An optimal model using single-dimensional CAE-IRNN based SPOA for cyclone track prediction

Abstract

Tropical cyclones have a devastating impact on both human life and the natural environment, and accurate prediction of their tracks is critical for minimizing their negative effects. Traditional approaches to track tropical cyclones have several limitations, including low prediction accuracy and efficiency. With the accumulation of vast amounts of investigating and meteorological data, deep learning techniques have become increasingly popular for addressing the temporal and spatial features of tropical cyclones. This article proposes a three-step approach for predicting the tracks of tropical cyclones.
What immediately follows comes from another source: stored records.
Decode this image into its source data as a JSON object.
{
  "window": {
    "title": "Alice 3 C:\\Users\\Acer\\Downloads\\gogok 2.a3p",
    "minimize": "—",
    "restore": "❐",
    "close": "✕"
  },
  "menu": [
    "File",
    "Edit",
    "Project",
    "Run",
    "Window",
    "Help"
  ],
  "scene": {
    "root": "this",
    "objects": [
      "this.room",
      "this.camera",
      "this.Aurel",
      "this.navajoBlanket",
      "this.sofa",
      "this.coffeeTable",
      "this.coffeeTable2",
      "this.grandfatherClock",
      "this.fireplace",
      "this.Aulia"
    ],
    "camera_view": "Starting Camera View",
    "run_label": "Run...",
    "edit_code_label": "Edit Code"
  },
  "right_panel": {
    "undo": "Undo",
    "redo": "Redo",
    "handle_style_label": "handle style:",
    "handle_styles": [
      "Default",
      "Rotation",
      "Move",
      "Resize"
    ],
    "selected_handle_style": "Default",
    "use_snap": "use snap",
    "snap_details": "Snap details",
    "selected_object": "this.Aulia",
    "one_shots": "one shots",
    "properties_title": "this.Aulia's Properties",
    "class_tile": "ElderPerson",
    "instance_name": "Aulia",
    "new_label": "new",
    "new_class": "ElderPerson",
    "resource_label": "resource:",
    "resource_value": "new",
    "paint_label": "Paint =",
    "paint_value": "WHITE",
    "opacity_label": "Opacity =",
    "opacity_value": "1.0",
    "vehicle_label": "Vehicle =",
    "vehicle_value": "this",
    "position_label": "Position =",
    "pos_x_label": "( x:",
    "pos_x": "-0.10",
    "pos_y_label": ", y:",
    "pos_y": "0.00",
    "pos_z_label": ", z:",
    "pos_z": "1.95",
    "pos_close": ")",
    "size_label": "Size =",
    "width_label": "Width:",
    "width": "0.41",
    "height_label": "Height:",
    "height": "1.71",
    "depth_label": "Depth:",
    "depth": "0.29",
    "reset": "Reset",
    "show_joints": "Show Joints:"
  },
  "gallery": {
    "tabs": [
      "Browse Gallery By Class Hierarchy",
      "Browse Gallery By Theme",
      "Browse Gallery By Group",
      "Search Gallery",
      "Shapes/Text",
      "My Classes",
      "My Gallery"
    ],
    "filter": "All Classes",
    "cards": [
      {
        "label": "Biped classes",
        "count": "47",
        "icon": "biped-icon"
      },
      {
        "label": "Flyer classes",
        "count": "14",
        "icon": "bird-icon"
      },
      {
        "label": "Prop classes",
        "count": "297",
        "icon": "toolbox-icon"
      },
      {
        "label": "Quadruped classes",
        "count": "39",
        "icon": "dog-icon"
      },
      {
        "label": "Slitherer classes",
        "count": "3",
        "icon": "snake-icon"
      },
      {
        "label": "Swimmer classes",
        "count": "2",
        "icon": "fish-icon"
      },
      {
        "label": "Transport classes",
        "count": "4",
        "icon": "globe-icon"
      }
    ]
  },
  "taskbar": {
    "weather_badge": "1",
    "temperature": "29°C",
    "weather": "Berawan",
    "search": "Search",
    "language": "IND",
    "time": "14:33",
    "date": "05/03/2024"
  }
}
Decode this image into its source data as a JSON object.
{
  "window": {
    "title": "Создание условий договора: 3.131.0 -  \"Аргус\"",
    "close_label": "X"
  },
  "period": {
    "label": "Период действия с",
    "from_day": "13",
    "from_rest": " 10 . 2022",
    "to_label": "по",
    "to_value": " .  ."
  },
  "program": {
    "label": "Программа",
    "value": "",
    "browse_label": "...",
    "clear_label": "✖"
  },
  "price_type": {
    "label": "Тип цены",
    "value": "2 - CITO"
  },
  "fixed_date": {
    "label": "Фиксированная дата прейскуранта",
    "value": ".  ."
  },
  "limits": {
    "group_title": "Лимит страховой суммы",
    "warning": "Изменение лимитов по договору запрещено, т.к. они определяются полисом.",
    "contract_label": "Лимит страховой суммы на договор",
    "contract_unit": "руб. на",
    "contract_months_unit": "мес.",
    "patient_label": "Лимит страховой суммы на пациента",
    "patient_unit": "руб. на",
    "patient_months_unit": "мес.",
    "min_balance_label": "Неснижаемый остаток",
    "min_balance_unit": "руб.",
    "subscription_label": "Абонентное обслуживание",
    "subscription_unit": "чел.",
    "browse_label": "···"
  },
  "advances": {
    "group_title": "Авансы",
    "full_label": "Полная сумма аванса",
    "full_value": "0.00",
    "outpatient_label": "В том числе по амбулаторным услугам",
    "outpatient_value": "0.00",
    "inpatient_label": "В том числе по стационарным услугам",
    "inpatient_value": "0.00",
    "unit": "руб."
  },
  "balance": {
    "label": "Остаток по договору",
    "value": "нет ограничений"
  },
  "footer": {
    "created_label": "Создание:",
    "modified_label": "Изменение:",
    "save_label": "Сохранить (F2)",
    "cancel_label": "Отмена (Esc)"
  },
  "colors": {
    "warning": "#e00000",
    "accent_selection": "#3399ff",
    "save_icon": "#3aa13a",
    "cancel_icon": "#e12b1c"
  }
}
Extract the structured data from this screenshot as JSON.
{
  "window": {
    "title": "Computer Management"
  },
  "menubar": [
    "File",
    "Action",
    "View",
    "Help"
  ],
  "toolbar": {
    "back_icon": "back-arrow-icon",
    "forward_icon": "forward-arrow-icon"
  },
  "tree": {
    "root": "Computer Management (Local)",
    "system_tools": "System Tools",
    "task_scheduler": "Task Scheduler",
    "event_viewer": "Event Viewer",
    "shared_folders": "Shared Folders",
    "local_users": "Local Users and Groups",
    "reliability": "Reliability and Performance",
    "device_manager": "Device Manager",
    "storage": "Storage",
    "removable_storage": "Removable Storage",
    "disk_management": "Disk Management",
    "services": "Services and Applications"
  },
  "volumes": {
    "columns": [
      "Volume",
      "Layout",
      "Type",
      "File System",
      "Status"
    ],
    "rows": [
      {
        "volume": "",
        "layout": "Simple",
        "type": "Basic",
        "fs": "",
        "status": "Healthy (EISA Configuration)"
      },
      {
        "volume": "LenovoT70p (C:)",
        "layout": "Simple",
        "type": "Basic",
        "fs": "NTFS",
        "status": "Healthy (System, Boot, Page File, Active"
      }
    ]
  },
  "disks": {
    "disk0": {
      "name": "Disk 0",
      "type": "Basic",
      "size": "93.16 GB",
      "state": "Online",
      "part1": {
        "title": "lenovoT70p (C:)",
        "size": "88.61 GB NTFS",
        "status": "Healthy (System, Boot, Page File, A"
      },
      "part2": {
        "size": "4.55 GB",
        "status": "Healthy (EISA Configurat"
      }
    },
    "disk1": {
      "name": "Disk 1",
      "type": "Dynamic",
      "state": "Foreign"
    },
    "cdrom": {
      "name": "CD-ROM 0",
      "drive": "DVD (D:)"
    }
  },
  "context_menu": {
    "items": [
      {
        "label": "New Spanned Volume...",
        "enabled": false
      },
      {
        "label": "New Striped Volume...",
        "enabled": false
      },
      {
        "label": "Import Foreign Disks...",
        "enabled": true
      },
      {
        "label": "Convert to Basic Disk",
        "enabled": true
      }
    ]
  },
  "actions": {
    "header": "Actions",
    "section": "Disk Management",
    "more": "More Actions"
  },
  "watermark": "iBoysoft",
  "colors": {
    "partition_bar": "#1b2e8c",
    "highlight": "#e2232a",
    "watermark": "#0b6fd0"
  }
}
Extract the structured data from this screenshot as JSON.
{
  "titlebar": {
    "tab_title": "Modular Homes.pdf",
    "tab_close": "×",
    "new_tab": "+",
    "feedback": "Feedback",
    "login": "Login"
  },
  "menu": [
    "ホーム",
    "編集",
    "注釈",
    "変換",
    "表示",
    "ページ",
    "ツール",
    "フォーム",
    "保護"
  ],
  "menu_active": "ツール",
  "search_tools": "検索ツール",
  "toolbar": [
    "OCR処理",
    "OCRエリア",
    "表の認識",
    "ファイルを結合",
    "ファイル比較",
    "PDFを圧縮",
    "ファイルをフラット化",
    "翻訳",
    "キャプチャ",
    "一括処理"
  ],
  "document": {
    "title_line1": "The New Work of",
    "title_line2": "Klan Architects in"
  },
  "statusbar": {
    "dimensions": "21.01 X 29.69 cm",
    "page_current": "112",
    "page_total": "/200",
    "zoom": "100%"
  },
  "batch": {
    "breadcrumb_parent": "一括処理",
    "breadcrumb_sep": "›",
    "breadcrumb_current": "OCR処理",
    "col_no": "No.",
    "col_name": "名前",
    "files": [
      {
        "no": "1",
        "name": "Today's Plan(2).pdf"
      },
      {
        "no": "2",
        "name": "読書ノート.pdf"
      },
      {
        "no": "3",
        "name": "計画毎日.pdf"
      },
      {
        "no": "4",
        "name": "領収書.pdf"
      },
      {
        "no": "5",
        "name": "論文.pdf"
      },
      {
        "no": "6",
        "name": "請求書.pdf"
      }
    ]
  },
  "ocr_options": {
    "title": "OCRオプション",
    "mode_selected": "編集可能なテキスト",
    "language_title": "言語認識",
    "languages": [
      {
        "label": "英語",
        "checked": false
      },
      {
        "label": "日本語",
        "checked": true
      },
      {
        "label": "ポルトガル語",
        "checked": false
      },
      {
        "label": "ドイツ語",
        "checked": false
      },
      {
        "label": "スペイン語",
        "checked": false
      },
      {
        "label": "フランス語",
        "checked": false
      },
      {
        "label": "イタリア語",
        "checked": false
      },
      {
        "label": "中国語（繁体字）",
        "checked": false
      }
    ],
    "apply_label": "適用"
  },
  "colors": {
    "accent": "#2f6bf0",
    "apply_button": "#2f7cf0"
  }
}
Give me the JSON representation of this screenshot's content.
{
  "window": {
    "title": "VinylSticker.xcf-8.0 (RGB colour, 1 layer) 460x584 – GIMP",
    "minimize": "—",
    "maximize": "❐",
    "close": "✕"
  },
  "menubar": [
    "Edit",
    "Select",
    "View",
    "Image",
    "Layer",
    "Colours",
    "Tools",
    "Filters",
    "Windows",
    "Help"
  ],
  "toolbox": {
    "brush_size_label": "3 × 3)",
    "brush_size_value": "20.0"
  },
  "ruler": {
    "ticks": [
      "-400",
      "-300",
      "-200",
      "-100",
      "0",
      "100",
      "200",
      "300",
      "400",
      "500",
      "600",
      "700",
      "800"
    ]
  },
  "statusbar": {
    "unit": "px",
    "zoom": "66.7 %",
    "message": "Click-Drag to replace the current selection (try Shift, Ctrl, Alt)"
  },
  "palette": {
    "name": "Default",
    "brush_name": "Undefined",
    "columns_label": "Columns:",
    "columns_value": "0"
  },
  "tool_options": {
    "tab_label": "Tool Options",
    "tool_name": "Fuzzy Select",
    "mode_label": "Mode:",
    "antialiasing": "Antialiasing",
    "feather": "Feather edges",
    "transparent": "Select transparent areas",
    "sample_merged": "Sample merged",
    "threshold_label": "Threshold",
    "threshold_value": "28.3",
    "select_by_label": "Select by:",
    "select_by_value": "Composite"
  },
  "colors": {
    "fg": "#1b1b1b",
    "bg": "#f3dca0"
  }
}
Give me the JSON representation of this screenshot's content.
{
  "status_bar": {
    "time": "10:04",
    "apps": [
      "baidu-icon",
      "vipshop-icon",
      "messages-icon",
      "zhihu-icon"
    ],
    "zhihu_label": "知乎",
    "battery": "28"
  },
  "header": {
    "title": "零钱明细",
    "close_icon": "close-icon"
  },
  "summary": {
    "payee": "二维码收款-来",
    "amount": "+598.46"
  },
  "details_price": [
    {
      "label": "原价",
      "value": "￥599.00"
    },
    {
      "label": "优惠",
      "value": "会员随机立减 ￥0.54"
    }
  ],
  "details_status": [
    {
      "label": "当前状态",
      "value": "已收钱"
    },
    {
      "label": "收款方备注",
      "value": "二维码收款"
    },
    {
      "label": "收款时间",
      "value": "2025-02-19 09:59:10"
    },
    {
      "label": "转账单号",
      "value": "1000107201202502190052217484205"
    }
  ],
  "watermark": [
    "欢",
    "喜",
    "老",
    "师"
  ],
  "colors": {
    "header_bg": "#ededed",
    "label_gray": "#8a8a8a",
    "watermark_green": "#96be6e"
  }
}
The first step involves preprocessing various meteorological factors and cyclone tracks. The second step involves feature selection to minimize input variables and eliminate redundant data, enhancing efficiency. In the prediction process, the chosen meteorological factors and cyclone tracks are fed into a single-dimensional convolution neural network autoencoder, along with the independent recurrent neural network-based Student Psychology Optimization Algorithm and Harris Hawk optimization algorithm. The proposed method, called single-dimensional CAE-IRNN based SPH2, is designed to predict tropical cyclones accurately and efficiently. The technique is then compared with other existing methods to determine its efficiency. The comparison performance is implemented to evaluate the effectiveness of the proposed approach. Overall, this article highlights the importance of deep learning approaches for predicting tropical cyclones' tracks accurately and efficiently. The proposed three-step approach and the single-dimensional CAE-IRNN based SPH2 method contribute to enhancing the accuracy and efficiency of tropical cyclone prediction, which can help reduce their negative impact on human life and the natural environment.